Cependant, il arrive que des électrons gaspillent cette énergie soit en chaleur soit sous forme de petits mouvements inutilisables par la photopile. L’énergie électrique récupérée est comprise, suivant la technologie utilisée, entre 10 et 15 % pour les matériels commercialisés.
Un grand nombre de cellules sont généralement regroupées en modules et associées à des batteries pour stocker l’énergie et pouvoir la restituer au moment souhaité.
En effet, un problème essentiel est que le rayonnement solaire n’est disponible que le jour tandis que l’utilisation d’électricité a principalement lieu la nuit. On ajoute généralement au dispositif un régulateur de charge/décharge qui protège la batterie contre les surcharges et les décharges complètes, et éventuellement un onduleur pour obtenir du courant alternatif. Ensemble, ces éléments forment un générateur photovoltaïque. Cependant, les cellules photovoltaïques restent encore imparfaites. Leur rendement par m2 reste trop faible, et cela à des coûts élevés. Un autre problème important est qu’on n’obtient généralement qu’une puissance très modeste, délivrée alors en courant continu. Cette technique reste donc réservée à de petites applications séparées d’un réseau électrique comme le matériel embarqué sur les voiliers, ou de petits équipements portatifs comme des calculatrices ou des montres.


L’électrification rurale décentralisée : un enjeu mondial

Dans certains cas, en montagne, ou dans les petites îles, où les frais de câblage se révéleraient trop élevés, l’électricité photovoltaïque peut s’avérer une alternative rentable, mais à laquelle il faut ajouter un groupe électrogène pour les appareils gros consommateurs d’électricité. En France, plus de 600 habitations, bergeries et refuges non raccordés au réseau sont aujourd’hui équipés de panneaux photovoltaïques, ce qui représente 430 kW.

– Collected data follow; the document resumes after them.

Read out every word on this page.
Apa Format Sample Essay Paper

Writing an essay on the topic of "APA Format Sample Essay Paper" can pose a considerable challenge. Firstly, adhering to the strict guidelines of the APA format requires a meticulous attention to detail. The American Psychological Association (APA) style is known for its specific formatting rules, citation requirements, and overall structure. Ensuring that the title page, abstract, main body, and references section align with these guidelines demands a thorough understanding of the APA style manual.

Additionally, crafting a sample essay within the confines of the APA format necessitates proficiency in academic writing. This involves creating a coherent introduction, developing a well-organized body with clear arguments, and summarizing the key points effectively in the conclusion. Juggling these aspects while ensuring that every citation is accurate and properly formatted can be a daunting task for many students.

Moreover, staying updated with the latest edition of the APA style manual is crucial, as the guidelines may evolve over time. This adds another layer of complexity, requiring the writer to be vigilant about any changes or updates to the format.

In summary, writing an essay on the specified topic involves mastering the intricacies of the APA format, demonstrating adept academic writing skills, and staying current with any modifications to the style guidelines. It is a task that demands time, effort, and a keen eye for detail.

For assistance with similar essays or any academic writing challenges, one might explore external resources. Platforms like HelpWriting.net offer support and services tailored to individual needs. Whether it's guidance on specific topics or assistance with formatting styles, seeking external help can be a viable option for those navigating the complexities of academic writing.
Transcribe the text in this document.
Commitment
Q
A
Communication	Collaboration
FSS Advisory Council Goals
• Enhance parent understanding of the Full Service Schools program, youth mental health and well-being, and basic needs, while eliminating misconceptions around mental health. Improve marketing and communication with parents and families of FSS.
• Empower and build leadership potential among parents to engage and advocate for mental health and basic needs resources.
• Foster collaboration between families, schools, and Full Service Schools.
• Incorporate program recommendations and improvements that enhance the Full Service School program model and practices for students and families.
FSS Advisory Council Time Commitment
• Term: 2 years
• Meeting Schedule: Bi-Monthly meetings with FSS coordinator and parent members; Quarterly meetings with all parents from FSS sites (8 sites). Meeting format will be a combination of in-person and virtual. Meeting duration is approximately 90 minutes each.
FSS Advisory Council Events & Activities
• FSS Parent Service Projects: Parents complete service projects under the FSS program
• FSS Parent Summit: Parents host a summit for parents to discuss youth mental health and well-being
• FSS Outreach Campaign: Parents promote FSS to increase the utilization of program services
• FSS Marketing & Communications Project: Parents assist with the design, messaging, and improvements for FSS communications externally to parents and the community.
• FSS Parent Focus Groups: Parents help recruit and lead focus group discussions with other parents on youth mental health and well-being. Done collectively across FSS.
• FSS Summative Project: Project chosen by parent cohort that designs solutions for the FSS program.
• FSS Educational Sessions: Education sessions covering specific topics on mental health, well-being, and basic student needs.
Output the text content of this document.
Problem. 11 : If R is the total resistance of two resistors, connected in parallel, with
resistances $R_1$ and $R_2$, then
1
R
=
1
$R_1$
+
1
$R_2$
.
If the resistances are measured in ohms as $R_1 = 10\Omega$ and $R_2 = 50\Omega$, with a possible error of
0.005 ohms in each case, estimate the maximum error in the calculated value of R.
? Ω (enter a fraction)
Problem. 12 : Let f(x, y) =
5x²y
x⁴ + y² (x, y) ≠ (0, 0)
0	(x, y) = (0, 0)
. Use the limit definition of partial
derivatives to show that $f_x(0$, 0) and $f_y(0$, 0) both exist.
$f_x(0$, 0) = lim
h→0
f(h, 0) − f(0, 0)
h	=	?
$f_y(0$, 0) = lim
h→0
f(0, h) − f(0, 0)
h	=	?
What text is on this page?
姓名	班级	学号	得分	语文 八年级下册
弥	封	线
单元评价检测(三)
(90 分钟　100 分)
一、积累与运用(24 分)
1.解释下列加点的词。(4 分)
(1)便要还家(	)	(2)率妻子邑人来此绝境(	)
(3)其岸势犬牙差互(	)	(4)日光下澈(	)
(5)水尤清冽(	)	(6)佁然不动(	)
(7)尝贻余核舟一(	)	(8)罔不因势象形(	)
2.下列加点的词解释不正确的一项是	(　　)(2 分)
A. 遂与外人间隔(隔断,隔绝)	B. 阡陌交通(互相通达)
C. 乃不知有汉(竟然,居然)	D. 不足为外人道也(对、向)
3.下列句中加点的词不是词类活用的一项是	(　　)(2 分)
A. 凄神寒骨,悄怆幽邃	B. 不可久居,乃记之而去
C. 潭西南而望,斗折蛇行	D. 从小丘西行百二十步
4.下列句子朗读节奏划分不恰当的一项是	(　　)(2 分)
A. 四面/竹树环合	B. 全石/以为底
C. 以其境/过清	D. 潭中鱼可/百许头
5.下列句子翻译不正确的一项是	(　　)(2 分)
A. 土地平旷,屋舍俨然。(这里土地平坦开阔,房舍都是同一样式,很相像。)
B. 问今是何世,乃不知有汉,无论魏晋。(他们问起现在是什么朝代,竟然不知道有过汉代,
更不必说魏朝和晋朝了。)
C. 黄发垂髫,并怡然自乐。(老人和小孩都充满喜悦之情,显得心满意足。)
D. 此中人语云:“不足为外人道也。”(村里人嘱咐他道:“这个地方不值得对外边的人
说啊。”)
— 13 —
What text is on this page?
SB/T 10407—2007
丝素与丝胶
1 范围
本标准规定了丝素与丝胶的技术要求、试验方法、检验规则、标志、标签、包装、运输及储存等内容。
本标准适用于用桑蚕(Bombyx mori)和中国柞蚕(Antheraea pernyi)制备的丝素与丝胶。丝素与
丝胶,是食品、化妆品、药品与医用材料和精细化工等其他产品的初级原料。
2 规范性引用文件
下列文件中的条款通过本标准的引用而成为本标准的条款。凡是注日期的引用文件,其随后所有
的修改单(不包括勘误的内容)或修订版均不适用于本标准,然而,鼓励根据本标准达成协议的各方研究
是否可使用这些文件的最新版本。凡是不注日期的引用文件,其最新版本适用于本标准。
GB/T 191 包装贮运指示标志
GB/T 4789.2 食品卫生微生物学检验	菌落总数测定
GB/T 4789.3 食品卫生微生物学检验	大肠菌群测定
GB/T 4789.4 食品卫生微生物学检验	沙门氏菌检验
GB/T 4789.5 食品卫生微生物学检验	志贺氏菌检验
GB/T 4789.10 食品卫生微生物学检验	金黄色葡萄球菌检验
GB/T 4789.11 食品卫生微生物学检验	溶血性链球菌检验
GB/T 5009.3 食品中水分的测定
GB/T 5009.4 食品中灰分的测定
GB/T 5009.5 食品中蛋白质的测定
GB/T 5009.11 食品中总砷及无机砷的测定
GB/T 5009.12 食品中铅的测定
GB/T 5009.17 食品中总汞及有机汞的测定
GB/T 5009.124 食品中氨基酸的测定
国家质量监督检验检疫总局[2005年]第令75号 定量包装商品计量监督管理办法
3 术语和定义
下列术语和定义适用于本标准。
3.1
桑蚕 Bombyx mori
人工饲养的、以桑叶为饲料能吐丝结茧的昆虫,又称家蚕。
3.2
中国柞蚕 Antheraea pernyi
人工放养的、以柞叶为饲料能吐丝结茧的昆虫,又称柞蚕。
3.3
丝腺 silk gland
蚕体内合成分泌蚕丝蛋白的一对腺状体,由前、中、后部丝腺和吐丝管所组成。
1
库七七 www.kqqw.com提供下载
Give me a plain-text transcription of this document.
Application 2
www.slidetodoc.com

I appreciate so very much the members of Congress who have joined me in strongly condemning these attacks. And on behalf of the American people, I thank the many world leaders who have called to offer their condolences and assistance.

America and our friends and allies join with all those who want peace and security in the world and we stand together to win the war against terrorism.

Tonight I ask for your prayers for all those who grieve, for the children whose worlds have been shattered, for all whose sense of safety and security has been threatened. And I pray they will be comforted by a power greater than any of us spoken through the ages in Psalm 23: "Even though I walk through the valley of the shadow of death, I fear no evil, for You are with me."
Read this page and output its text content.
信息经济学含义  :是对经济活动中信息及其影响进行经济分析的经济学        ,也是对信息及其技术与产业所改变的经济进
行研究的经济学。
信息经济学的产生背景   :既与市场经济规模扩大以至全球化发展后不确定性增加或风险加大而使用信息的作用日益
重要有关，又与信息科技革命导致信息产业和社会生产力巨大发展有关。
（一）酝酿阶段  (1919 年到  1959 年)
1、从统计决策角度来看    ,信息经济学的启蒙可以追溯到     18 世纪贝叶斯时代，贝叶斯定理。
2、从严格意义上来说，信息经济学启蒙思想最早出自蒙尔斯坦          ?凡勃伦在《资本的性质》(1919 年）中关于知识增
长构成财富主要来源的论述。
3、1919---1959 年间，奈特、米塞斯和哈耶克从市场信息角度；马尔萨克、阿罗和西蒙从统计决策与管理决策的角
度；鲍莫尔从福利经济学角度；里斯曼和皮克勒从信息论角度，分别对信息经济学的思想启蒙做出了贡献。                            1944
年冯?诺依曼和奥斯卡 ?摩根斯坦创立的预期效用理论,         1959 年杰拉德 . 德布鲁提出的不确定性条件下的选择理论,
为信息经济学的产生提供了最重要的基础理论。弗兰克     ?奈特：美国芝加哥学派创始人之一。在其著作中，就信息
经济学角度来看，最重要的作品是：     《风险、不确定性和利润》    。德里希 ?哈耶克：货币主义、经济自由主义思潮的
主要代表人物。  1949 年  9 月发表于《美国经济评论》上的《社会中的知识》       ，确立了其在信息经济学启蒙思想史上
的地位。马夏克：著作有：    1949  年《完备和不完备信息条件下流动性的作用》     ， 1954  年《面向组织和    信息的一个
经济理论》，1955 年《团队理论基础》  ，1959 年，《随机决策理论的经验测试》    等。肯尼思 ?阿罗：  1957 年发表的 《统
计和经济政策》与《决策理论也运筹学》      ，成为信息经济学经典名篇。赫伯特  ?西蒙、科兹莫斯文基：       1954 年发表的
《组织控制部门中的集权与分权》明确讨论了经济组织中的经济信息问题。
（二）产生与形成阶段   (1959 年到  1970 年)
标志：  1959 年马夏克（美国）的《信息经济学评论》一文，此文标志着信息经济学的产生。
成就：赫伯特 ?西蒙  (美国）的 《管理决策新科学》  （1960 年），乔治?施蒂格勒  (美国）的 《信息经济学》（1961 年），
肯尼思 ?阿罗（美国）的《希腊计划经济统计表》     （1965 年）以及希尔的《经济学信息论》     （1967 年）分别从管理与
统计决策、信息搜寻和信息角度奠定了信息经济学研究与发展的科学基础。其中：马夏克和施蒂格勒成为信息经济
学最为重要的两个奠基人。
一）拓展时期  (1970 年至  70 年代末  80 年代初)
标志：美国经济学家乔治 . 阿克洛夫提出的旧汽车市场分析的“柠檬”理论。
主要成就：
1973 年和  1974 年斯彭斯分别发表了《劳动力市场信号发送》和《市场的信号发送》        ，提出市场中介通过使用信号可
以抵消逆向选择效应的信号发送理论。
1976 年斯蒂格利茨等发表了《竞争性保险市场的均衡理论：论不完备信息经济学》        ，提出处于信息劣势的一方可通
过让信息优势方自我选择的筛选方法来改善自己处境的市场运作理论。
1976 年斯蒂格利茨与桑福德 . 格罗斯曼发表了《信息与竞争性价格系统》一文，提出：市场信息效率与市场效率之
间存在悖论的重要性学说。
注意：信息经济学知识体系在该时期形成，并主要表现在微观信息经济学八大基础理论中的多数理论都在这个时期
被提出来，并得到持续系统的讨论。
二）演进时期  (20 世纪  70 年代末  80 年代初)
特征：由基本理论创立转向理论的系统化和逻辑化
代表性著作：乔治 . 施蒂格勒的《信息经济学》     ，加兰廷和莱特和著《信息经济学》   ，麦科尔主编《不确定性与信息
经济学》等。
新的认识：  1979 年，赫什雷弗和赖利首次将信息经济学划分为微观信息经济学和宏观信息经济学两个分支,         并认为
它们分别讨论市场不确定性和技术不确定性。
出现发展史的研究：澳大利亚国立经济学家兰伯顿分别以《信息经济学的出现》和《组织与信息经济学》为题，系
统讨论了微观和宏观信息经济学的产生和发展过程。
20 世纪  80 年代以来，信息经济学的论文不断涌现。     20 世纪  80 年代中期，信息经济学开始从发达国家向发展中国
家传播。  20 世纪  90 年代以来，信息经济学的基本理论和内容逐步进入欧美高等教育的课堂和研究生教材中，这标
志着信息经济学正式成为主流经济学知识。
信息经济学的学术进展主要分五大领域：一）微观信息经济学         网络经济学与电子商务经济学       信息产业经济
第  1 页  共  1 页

Mais aujourd’hui, où plus de 2 milliards de personnes dans le monde n’ont pas accès à l’électricité, l’électrification est un enjeu de développement majeur. EDF s’est ainsi lancée dans différents programmes dans les pays en développement et a ainsi participé à l’électrification de villages ou de centres multiservices (éclairage, téléphone, télévision,…) au Burkina-Faso. Une expérience qui pourrait être étendue à 500 villages du Sahel. EDF coopère également avec des associations et des institutions à but humanitaire, et installe des équipements photovoltaïques au Bénin, au Viêt-nam et à Cuba. EDF appuie des opérations analogues menées au Viêt-nam, en Chine de l’Ouest, au Sénégal et au Cambodge, tandis que d’autres projets sont étudiés.